Step-by-step explanation:
The student's question seems to involve simplifying an algebraic expression that includes square roots and fractions. Given the provided context, it appears that by manipulating the expression and applying certain algebraic principles - such as multiplying both sides by the denominator, using the concept of perfect squares, and applying the quadratic equation when necessary - one could simplify the expression or solve for a variable. The actual mathematical operation or simplification, however, is not provided in the context, so we can't solve this particular expression. Instead, we focus on the principles that can be applied to simplify or solve algebraic expressions.

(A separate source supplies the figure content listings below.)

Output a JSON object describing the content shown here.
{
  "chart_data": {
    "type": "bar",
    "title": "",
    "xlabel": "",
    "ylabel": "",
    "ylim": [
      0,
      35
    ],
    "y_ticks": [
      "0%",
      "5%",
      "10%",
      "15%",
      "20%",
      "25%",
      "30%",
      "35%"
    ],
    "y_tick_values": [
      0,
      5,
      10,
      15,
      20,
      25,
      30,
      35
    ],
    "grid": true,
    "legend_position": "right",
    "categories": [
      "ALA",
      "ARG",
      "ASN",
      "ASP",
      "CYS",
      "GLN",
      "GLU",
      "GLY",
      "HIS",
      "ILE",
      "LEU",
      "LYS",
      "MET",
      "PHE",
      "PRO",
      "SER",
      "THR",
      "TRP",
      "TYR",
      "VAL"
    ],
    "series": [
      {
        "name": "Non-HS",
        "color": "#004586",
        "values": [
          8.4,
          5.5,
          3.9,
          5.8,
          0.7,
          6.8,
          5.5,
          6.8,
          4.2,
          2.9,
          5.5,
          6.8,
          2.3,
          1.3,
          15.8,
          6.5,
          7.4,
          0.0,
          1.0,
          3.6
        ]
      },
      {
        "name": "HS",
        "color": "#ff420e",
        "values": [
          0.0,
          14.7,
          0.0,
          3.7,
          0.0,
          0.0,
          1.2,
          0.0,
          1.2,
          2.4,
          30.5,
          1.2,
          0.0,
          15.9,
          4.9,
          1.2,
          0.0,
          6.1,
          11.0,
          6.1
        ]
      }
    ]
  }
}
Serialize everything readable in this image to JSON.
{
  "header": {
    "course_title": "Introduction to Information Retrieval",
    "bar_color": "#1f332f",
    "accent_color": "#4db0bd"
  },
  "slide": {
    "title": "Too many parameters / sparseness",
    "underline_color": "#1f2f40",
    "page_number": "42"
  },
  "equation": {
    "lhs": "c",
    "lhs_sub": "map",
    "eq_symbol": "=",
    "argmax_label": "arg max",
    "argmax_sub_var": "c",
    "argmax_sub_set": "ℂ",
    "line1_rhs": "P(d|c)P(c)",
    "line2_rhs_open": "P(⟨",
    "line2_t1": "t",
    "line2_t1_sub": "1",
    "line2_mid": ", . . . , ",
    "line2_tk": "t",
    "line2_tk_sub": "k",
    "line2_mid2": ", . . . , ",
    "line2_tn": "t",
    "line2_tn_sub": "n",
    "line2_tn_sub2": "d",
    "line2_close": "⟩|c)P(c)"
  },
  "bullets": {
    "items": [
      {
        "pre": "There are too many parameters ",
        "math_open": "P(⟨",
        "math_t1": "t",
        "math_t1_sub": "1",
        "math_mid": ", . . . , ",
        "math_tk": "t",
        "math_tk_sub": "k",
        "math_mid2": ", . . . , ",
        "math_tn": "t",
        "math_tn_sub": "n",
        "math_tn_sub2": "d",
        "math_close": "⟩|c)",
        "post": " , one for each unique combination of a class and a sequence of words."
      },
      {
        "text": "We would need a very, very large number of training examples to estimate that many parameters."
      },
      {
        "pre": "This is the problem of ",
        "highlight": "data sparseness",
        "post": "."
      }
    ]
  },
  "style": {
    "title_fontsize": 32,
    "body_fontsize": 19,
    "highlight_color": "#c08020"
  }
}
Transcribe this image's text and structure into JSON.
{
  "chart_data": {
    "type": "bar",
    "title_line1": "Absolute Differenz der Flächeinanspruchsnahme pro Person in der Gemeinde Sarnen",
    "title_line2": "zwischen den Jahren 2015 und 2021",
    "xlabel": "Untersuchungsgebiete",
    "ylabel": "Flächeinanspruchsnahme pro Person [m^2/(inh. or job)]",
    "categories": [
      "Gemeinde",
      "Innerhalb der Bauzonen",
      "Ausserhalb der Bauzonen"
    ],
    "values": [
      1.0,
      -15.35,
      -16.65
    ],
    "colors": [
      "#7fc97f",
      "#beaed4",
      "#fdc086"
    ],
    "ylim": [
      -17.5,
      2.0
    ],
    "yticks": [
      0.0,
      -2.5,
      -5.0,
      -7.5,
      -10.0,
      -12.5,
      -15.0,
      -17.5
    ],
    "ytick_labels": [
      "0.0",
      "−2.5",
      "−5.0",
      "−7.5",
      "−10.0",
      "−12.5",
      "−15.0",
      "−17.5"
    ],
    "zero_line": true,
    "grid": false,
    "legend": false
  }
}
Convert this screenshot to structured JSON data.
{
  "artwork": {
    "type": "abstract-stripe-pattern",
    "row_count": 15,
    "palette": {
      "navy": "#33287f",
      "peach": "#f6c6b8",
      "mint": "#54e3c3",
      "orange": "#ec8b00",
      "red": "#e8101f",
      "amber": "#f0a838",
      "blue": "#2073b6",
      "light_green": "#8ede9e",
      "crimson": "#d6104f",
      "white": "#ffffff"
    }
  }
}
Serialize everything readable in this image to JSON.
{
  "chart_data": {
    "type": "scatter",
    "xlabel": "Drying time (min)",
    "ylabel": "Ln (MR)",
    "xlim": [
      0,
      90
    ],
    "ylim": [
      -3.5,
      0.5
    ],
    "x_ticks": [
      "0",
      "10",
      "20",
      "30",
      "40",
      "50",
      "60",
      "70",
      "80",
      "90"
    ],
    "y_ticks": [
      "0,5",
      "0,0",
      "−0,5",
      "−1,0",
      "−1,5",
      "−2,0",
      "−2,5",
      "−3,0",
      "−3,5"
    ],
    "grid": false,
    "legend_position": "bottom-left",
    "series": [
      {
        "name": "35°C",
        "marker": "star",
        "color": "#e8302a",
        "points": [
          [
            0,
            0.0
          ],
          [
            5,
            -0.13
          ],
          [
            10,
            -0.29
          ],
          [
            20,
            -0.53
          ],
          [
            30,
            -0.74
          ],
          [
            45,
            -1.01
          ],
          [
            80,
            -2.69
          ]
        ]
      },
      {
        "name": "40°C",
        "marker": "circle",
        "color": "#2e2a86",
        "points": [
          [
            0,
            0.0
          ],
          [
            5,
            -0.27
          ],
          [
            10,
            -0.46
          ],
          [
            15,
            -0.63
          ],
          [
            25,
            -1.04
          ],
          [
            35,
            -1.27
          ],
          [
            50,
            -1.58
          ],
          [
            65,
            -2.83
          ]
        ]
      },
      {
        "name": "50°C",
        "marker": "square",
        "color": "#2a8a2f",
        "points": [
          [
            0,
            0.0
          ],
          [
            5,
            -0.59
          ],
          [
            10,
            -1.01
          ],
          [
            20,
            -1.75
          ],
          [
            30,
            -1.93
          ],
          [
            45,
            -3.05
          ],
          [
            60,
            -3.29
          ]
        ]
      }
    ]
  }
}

If you encounter an algebraic expression with the same quantity in both the numerator and the denominator, it simplifies to 1. If you have a perfect square in an equation, taking the square root of both sides may help simplify it. And when you have a quadratic equation, you may need to drop insignificant terms or complete the square to find the value of the variable.
Remember, simplifying an expression or solving an equation requires a step-by-step approach, ensuring that whatever operation is done on one side of the equals sign is also done on the other side, maintaining the equality.